Weiter ist zu bedenken, dass die Ausführungen des EuGH in den genannten Entscheidungen schon angesichts der Besonderheiten des europäischen Prozessrechts jedenfalls nicht ohne weiteres verallgemeinert werden können. Bedeutsam ist insoweit, dass der EuGH Klagen Einzelner immer auch als Mittel zur allgemeinen Legalitätskontrolle begreift.

Hervorzuheben ist in diesem Zusammenhang, dass sich bezüglich der Frage, anhand welcher Kriterien die Existenz gemeinschaftsrechtlich eingeräumter Rechtspositionen zu ermitteln ist, nach wie vor keine einheitliche Linie herausgebildet hat. Der EuGH äußert sich vage und im Schrifttum finden sich die unterschiedlichsten Auffassungen.
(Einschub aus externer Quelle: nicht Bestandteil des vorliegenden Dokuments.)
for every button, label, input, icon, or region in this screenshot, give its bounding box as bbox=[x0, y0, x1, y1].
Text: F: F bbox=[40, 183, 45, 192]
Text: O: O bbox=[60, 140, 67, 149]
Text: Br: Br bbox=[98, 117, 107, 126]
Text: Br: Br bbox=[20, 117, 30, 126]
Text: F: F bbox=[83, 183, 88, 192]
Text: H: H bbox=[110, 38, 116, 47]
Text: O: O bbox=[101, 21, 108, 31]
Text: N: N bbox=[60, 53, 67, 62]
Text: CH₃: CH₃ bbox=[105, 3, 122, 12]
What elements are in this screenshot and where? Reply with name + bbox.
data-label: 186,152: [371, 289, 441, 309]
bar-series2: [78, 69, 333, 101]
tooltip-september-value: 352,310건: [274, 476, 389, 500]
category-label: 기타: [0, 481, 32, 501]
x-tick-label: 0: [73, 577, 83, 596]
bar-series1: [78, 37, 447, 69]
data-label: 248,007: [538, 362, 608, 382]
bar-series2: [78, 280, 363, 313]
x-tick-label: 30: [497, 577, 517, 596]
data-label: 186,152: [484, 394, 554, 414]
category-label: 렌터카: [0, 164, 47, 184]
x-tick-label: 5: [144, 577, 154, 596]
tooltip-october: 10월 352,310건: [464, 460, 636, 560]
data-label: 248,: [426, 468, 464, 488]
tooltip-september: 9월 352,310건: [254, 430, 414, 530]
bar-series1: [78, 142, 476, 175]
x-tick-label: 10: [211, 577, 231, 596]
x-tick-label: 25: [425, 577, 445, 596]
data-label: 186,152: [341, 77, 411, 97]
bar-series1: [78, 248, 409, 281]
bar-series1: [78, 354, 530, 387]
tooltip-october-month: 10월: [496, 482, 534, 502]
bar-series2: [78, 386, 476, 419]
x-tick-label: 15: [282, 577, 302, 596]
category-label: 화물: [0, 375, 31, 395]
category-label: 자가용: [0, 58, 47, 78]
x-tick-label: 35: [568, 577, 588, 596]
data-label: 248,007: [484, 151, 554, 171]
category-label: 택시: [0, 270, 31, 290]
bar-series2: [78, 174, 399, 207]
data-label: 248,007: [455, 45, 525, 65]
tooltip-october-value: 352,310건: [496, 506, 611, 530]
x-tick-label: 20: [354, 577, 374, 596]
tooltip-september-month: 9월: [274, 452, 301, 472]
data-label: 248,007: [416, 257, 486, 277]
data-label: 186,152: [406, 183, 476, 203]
Vgl. Gellermann, in: Rengeling/Middeke/Gellermann, Handbuch des Rechtsschutzes in der Europäischen Union, 2. Auflage, 2003, § 36 Rdnr. 13 ff.; Ruffert, in: Callies/Ruffert, Kommentar zu EU-Vertrag und EG-Vertrag, 2. Auflage, 2002, Art. 249 EG-Vertrag Rdnr. 87; Schoch, Individualrechtsschutz im deutschen Umweltrecht unter dem Einfluss des Gemeinschaftsrechts, NVwZ 199, 457 (463), jeweils mit weiteren Nachweisen.

Ob und inwieweit die Antragstellerin die angeführten Entscheidungen trotz der vorstehenden Erwägungen zur Stützung ihrer Auffassung in Anspruch nehmen kann, ist gegebenenfalls abschließend neben den bereits aufgeworfenen Fragen im Hauptsacheverfahren zu prüfen.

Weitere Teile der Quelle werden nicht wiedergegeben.